Os hábitos, os costumes e o estilo são breves referências da mutação que a sociedade está a sofrer. Dentro da cultura Vintage e de recuperação do passado, há algo de extravagante na maneira de vestir. O Hip-Hop dita actualmente a moda mais hip e vanguardista; o que foi em tempos algo demasiado pomposo e exclusivo, como por exemplo usar correntes grossas e peças muito coloridas, é hoje norma de trend não só nas passerelles, mas como no pronto-a-vestir das camadas mais jovens. A simplicidade e look desportivo que a década de 90 e o início do milénio adoptaram está a ser substituída por uma linha de estilo exuberante, excêntrica e kitsch, na medida a que antes da elegância se olha à extravagância.

Há hoje também uma presença muito mais activa dos jovens nas ruas.
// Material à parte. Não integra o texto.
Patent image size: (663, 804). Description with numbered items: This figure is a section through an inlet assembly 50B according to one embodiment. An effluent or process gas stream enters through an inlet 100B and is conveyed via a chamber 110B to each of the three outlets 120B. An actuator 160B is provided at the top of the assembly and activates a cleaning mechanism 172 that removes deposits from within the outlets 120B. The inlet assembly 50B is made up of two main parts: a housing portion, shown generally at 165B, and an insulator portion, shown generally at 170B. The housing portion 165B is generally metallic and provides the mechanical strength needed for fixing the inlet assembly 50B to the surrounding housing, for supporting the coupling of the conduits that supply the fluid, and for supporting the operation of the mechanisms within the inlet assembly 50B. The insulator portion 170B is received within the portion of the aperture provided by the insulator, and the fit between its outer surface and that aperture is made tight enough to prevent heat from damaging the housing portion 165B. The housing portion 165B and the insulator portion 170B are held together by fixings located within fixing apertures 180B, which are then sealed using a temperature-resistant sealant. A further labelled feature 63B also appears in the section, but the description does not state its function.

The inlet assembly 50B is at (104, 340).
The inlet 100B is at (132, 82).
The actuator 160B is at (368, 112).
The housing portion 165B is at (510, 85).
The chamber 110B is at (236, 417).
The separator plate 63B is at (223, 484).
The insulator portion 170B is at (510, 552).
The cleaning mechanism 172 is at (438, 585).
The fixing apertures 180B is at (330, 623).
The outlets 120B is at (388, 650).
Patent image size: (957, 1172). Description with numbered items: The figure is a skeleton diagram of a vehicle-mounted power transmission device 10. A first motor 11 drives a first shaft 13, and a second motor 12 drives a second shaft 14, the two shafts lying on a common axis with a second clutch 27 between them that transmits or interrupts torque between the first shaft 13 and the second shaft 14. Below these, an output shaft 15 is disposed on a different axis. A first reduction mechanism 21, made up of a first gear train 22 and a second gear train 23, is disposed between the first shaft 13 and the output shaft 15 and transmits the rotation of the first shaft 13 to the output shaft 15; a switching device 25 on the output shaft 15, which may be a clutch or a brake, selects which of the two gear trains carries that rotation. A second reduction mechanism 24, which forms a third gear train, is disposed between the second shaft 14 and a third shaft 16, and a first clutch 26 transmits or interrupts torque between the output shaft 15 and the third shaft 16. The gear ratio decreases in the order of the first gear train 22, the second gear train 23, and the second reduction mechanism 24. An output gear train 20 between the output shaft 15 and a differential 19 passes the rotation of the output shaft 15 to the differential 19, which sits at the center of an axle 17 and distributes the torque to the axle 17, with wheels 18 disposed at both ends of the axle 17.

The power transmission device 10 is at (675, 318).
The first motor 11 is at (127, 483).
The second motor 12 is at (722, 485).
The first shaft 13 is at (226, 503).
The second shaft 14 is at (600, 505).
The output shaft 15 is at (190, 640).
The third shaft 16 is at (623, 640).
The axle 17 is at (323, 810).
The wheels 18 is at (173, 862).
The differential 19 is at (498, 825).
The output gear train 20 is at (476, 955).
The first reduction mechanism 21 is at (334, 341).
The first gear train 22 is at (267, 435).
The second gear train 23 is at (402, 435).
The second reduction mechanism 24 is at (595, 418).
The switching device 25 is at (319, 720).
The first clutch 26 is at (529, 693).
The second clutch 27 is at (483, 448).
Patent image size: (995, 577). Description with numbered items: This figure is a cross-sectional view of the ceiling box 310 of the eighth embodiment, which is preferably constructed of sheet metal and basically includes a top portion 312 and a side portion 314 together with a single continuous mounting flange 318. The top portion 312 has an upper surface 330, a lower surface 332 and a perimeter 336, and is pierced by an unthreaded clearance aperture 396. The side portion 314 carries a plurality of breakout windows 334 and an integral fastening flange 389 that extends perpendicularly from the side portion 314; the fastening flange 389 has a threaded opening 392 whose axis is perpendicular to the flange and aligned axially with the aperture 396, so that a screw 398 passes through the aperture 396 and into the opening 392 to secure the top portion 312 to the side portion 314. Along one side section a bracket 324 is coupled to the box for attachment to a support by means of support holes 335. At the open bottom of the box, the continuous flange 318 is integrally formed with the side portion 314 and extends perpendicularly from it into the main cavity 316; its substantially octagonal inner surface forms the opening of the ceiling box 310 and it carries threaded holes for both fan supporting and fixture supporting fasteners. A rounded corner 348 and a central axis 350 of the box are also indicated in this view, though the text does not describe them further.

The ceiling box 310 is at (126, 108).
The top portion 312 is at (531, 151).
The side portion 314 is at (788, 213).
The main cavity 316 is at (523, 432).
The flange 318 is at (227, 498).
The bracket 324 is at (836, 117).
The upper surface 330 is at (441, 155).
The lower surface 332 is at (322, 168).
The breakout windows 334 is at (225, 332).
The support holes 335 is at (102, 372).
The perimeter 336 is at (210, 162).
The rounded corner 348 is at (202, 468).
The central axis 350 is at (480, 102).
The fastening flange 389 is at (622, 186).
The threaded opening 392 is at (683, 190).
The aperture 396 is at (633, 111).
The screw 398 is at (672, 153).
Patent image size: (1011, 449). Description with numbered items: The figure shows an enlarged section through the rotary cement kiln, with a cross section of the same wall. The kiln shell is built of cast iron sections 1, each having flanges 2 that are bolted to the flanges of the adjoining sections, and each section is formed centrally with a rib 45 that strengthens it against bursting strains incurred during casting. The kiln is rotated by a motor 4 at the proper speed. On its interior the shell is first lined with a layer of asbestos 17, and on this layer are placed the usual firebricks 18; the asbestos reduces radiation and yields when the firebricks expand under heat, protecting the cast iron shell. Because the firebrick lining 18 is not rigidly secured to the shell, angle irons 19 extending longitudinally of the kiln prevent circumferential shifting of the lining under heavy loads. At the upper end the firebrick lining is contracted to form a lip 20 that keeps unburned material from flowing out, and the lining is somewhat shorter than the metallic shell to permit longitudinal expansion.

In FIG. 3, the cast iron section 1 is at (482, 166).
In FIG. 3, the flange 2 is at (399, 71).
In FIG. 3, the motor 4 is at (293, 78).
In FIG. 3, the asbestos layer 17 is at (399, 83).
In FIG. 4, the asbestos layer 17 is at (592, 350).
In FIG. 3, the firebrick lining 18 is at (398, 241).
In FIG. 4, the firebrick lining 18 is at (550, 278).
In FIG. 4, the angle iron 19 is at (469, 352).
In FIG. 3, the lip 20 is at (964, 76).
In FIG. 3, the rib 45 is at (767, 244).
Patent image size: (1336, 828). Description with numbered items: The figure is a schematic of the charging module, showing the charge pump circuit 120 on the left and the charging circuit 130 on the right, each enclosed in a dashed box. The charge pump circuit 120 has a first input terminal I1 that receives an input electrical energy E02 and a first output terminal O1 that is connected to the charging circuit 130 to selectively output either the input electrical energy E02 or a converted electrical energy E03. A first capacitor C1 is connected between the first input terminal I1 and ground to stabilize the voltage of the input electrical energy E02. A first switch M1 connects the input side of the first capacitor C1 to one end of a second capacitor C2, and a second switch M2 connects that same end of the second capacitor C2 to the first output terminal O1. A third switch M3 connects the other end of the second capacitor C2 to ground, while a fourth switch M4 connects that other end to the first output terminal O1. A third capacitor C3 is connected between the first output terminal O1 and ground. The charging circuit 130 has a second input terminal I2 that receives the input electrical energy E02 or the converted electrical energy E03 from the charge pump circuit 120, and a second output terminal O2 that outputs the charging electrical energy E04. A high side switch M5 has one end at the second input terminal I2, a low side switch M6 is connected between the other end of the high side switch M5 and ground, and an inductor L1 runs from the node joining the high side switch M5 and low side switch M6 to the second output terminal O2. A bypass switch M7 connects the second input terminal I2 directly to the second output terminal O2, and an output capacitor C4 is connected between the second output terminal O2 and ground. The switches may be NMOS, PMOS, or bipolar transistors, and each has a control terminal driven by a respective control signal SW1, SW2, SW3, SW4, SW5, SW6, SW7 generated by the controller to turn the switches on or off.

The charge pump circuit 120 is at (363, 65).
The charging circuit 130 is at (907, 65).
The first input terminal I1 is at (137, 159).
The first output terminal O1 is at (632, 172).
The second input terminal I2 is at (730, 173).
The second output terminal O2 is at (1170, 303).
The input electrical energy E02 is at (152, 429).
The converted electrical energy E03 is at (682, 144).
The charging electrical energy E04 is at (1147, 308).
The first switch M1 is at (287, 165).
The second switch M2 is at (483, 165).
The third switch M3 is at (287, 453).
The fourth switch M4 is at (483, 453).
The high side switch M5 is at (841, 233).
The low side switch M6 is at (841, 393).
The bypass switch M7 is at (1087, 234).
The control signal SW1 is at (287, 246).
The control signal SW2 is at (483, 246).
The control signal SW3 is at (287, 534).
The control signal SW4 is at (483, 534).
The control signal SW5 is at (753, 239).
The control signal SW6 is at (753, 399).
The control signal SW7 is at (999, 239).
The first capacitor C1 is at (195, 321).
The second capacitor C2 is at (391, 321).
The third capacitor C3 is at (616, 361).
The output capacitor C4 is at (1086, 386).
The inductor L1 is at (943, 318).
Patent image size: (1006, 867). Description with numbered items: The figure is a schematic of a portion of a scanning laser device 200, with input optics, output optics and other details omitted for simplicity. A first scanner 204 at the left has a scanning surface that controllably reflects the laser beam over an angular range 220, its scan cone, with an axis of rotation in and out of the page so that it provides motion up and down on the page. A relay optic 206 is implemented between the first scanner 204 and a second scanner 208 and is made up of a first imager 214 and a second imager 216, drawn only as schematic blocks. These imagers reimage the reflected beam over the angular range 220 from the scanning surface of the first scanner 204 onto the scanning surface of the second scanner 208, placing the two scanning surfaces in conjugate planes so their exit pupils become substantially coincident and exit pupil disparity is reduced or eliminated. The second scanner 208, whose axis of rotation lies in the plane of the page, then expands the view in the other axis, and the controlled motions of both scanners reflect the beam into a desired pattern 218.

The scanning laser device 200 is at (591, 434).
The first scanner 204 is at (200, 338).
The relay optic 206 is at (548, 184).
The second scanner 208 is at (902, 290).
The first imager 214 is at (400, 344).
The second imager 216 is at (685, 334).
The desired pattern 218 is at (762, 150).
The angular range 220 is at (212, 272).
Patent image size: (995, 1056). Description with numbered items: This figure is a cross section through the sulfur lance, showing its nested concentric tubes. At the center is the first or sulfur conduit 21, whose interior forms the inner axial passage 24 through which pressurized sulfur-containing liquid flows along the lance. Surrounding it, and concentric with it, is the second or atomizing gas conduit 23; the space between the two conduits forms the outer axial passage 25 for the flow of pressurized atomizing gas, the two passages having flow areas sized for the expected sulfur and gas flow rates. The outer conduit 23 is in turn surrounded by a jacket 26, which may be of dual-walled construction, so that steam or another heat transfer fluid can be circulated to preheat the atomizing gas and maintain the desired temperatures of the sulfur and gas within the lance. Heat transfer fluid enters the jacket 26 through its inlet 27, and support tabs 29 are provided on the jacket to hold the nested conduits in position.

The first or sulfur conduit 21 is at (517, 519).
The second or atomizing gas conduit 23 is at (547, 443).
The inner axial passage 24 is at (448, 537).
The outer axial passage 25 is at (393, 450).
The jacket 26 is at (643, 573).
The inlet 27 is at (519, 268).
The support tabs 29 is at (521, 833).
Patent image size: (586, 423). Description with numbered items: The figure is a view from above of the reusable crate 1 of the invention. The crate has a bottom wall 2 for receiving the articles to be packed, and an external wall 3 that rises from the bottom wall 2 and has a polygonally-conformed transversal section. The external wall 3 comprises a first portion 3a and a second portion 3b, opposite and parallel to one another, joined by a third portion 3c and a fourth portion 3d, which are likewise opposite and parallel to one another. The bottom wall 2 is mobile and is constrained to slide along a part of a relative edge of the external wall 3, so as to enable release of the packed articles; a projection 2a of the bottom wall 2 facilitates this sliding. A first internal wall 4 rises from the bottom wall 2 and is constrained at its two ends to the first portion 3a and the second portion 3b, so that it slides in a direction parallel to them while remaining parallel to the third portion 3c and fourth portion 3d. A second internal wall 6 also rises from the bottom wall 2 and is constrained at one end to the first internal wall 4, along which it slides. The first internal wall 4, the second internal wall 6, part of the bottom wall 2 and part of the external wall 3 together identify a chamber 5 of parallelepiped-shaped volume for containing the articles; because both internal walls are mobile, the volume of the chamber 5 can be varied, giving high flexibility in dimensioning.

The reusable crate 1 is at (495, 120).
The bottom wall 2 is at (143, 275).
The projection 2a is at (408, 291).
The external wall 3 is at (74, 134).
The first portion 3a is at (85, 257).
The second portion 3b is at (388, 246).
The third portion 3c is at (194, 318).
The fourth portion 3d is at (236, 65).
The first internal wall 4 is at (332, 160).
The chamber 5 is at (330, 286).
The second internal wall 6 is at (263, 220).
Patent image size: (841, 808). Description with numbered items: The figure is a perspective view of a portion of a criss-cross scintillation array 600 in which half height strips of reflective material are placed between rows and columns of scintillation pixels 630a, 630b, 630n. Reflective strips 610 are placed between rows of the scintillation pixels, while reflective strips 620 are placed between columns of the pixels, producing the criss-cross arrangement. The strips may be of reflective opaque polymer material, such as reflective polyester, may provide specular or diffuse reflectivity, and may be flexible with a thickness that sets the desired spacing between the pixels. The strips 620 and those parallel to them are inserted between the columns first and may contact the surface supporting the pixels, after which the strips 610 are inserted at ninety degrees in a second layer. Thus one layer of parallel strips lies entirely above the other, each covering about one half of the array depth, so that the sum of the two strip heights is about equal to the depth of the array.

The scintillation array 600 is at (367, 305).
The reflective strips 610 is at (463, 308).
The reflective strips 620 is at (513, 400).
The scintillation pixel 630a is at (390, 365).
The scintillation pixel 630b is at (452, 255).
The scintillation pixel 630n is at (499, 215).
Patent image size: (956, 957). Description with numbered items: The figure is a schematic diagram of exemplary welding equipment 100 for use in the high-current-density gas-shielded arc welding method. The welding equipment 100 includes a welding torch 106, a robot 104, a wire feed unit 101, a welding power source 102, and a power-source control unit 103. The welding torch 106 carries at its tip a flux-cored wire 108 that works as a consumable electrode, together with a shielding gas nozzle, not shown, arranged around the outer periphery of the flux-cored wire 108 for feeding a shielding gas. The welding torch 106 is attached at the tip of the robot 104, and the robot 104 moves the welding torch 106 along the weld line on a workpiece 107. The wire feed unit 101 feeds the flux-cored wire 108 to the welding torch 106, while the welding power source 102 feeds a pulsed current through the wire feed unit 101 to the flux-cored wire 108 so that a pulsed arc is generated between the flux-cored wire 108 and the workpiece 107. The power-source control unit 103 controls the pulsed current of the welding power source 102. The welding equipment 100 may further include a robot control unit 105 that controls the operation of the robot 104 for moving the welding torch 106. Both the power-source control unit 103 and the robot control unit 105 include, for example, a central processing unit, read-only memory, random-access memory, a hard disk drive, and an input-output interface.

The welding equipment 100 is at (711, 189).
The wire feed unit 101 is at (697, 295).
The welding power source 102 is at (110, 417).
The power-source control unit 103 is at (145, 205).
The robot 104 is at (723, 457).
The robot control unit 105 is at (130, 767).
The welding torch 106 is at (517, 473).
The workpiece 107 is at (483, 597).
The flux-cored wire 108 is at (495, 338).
O panorama tecnológico e a revolução das redes sociais vieram trazer, ao contrário do que possa parecer, uma maior comunicação – claro que uma comunicação de uma maneira rápida. O que há dez anos demoraria dois meses, hoje demora duas semanas e isso está directamente ligado com o excesso de informação com que a sociedade é bombardeada através da internet – o que faz com que a luta pelas atenções e pelos olhares seja cada vez mais renhida e a “luta” cada vez mais sem limites.